Dave Mac talks to Interactive Noise ahead of his SA gigs next month…
SIRIUS kick started their series of indoor events with Phaxe and LISH on 15 June this year and it was certainly a highlight in an already saturated prog trance and techno calendar in Cape Town this winter. Nonetheless, despite being spoilt for choice, Capetonians could not resist the allure of a lineup that included the aforementioned international artist alongside our very own Sad Paradise doing only his second live gig since James Copeland aka Broken Toy launched this progressive project.
The good news is that SIRIUS is back on 9 August at the same killer venue – Bloemendal Durbanville which sports a gorgeous 360° view of Cape Town for a true indoor/outdoor party experience, perfect for dancing [trancing] away the winter blues.
One of the highlights on August 9 will surely be Interactive Noise, a producer who seemingly appeared from nowhere with his unique mixture of progressive and techno beats. Hugo answered us in his best Mexican flavoured English…
From zero to hero. Your sudden rise to ‘fame’ as a producer did happen very quickly although I am sure for you it felt much longer. How long were you producing in your ‘bedroom’ before a track got noticed?
That´s true it felt much longer than it looks; a lot of things happened before Interactive Noise was born which was around 5 years ago… which is when I released my first track. But before I managed to create a professional sound I was really working in different musical genres in my home studio for maybe around 4 years.
Whilst you do use the offbeat a lot (Hamburg signature sound) your bass seems to have more ‘growl’ and be a little sleazier than many of the German ‘offbeat’ producers. I put it down to your Mexican heritage – to me it’s a bit more psychedelic. Do you agree with my observation that your sound is sleazier and more psychedelic than the German stuff?
Yes my bass is different and sleazier; my style is to create certain oscillations between Trance and Techno music with some complicated processes of production that I think creates part of the psychedelic feeling.
Did you grow up on psytrance parties or techno parties? – Your sound is a very interesting mix of the genres…
I grew up in both styles of parties; usually I play in parties which includes different styles of electronic music. Sometimes I do the transition between techno and trance music too.
When you started out making tunes, which artists were your biggest influence?
I really did not have just one influence or guide to create my music. I always listened to all kinds of music and I think there is a lot of good stuff with which we can be influenced so we can bring new things into our music. However in the beginning for trance music I was impressed by the work of Bitmonx & DJ Fabio, Neelix, Daydin, Antix, Ace Ventura, D-Nox & Beckers and Astrix. In fact some of them continue to impress me.

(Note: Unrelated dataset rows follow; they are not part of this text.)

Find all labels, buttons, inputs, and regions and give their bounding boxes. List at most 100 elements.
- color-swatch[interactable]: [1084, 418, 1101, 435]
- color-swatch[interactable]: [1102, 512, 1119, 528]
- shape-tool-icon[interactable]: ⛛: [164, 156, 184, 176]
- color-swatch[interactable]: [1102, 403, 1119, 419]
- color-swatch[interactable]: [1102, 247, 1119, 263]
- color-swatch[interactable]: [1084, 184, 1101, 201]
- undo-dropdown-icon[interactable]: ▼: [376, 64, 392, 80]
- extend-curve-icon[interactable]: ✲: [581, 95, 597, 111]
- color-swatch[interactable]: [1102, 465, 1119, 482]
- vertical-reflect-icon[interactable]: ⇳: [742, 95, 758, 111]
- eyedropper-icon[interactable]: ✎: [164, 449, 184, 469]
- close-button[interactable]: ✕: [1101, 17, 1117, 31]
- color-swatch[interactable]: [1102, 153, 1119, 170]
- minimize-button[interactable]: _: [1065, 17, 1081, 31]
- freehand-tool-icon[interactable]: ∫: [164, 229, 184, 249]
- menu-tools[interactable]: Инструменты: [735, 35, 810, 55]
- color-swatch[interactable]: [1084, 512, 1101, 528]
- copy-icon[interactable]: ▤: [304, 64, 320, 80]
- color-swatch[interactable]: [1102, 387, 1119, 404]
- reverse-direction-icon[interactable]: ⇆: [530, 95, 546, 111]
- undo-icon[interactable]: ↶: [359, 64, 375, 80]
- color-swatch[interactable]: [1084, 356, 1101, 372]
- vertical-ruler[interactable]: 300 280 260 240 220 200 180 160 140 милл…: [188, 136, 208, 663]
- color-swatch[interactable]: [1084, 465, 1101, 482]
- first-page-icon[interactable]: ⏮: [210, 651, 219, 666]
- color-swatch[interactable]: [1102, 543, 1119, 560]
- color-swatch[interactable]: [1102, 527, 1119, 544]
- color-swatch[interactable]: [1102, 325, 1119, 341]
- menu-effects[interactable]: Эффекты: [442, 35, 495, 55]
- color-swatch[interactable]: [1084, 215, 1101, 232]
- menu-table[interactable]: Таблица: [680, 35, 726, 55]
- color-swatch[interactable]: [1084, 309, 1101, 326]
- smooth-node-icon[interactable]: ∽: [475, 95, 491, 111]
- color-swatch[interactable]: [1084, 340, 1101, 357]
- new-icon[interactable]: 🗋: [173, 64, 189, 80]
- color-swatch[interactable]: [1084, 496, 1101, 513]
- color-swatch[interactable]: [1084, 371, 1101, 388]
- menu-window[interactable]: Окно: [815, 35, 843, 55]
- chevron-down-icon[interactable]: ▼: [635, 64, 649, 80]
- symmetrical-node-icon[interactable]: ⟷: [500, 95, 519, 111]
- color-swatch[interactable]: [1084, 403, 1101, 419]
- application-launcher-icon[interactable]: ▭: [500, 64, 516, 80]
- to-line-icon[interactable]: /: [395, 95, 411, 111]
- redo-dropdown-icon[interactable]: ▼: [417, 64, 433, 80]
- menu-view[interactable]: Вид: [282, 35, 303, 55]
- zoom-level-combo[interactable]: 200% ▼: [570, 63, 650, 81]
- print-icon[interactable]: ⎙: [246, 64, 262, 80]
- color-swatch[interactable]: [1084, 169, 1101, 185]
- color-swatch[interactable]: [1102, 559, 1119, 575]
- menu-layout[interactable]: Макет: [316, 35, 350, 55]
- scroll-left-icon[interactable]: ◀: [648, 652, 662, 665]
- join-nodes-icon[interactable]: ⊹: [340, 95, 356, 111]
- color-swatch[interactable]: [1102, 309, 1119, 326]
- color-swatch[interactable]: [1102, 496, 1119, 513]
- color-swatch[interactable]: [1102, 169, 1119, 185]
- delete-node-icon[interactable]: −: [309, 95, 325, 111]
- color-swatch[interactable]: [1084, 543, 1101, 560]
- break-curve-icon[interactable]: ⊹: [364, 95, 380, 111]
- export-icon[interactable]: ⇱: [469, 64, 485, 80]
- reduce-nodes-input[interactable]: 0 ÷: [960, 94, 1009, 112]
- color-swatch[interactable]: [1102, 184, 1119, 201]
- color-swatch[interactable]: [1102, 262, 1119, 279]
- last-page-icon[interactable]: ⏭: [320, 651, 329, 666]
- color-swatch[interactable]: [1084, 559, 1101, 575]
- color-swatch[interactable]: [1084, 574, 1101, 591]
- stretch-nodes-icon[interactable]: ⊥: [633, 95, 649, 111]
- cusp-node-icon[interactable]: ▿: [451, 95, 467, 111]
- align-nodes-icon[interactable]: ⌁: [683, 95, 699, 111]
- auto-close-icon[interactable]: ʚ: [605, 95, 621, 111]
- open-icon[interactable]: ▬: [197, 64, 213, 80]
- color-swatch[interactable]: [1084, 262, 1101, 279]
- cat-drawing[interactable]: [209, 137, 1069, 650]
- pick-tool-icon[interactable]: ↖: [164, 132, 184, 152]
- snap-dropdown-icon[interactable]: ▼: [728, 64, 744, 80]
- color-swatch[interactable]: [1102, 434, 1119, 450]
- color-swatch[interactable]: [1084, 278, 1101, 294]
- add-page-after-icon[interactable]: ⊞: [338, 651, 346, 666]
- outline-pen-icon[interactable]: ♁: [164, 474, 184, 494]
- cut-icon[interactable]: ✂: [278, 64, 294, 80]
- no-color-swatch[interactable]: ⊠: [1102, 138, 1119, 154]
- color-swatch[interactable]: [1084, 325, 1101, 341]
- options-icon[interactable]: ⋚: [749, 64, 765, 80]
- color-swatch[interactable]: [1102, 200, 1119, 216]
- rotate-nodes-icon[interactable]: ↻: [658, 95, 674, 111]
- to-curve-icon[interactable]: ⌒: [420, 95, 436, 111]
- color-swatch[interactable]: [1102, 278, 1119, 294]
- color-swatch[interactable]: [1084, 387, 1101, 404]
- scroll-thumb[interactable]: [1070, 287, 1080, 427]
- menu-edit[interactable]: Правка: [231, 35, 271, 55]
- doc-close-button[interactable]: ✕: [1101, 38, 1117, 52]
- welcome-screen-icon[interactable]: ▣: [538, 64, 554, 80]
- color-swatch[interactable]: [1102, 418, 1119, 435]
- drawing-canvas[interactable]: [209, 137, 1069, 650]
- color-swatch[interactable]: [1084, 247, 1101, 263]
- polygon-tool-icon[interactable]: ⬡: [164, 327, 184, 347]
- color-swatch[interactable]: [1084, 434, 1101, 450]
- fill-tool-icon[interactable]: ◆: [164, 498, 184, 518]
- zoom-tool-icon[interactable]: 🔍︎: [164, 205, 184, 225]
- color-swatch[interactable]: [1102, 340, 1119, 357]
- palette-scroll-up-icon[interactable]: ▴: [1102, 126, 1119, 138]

And today… which artists do you think are at the top of their game?
It’s so difficult to say who is at the top. In music there is not something like “absolute truth,” it’s a matter of current taste. There are a lot of very good producers… I think the important point is to make something original. Without doubt this would always put you up in the first positions for me.
What’s the Mexican scene like?
The Mexican electronic scene is big, maybe one of the biggest. A lot of festivals, parties and currently “after parties.” We’re still on the road to getting the perfect festival but for sure we have some really cool parties. On the producer side this is increasing; our ability to create music is getting better and better so undoubtedly we are in a good state.
Any Producers from Mexico we should be looking out for?
There are a lot of producers in Mexico but without doubts Durs, Jiser and Ecliptic are among the most prominent.
In many places worldwide, psytrance (and progressive psytrance) still does not register as part of the electronic music world. E.g. Ibiza does not really have prog trance nights and when people talk about dance music they don’t refer to trance unless it is the type that Tiësto, Armin Van Buuren etc play. How is it in Mexico? Do different styles of producers mix together more?
In Mexico it’s different. Progressive psytrance is growing up in a big way – every weekend there are a lot of parties of psytrance music. I think so much so that I dare to say that over 50% of people who listen to electronic music are listening to trance and I’m not referring to only the names you mention.
You’ve played in South Africa before. What do you remember of the experience?
I have only one word to describe it “Amazing”. In fact I never imagined going to South Africa through this work and it changed my view of a lot of things. There I met great people with such nice vibes and the party was cool. One thing I will never forget in my life is when I touched a lion and a tiger – this was really impressive. I am really looking forward to coming back.
What is the biggest difference to the sound of Interactive Noise in 2013 to when your first breakthrough EP, PLAY, was released in 2010?
I think the project has moved more toward the trance side of things and of course I produce a much higher quality of sound now. I use way more complex production processes.
Last question: if you weren’t a producer playing all over the world, what would your job be?
Doubtless I love my current job but if not had been this one I would have liked to work on industrial design.